Certaines banques vont même plus loin. Par exemple, les conseillers du Crédit Mutuel et de la Caisse d’épargne n’ont pas du tout de rémunération variable. D’autres, comme le Crédit du Nord et BNP Paribas, rémunèrent leurs conseillers en comparant les ventes réalisées avec le taux de résiliation des clients quelques mois après. Histoire de vérifier que les produits vendus correspondent bien aux besoins des clients.

Comment réagir face à une proposition produit ?

Votre conseiller vous propose un service bancaire et vous le refusez ? Vous êtes bien évidemment dans votre plein droit. Vous n’avez aucune obligation d’accepter la souscription d’un produit et aucune justification à donner.
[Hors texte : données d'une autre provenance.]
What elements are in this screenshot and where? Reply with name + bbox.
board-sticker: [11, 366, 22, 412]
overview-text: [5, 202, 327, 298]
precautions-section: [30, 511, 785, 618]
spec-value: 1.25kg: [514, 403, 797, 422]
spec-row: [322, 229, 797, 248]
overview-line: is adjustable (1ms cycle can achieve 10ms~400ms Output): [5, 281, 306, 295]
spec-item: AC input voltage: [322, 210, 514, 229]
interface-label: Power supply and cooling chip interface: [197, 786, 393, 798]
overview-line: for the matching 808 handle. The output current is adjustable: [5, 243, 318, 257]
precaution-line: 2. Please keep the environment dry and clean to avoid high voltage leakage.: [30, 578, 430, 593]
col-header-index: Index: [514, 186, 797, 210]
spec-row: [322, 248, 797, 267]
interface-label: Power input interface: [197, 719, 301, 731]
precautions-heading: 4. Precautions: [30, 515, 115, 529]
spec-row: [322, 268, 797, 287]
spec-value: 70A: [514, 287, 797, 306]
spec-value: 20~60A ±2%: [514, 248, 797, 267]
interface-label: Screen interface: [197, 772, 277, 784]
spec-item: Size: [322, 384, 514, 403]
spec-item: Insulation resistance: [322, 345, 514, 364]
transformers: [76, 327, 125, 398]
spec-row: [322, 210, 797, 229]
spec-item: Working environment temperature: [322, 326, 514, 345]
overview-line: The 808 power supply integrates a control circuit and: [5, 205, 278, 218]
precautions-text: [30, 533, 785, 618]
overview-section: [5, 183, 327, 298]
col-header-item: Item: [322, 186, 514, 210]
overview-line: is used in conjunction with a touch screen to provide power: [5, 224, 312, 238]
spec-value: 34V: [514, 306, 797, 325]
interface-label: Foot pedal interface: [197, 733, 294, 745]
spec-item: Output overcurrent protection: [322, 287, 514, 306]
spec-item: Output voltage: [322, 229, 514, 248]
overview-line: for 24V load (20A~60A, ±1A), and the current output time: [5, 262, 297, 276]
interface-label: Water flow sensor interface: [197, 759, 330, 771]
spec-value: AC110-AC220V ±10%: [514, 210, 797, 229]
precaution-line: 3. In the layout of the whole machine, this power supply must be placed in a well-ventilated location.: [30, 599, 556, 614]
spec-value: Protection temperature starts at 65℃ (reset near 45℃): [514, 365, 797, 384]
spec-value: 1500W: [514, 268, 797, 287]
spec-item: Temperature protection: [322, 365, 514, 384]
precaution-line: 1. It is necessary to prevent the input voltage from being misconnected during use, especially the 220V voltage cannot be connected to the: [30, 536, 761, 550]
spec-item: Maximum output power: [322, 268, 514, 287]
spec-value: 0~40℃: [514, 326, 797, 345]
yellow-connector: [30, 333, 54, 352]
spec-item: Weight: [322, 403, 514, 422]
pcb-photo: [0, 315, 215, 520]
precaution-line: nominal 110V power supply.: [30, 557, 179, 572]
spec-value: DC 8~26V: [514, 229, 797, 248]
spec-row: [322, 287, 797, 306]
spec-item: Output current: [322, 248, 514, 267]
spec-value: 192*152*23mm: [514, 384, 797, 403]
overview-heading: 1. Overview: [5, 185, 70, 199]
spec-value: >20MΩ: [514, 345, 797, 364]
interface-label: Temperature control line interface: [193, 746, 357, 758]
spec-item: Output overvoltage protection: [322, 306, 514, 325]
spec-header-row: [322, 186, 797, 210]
Notez que la relation humaine avec votre conseiller peut toutefois influencer certaines prises de décision : remboursement de frais, refus ou acceptation d’un chèque si vous dépassez votre autorisation de découvert, etc.

Si vous acceptez sa proposition, vous avez toujours la possibilité pour certains produits, comme un crédit à la consommation (loi Scrivener) ou un contrat d’assurance vie, de renoncer à celui-ci pendant le délai de rétractation prévu.

LCL et le Crédit Agricole vont plus loin en proposant le droit de changer d’avis. Pour une majorité de produits (hors assurances et titres financiers), vous avez jusqu’à 30 jours pour revenir sur votre décision.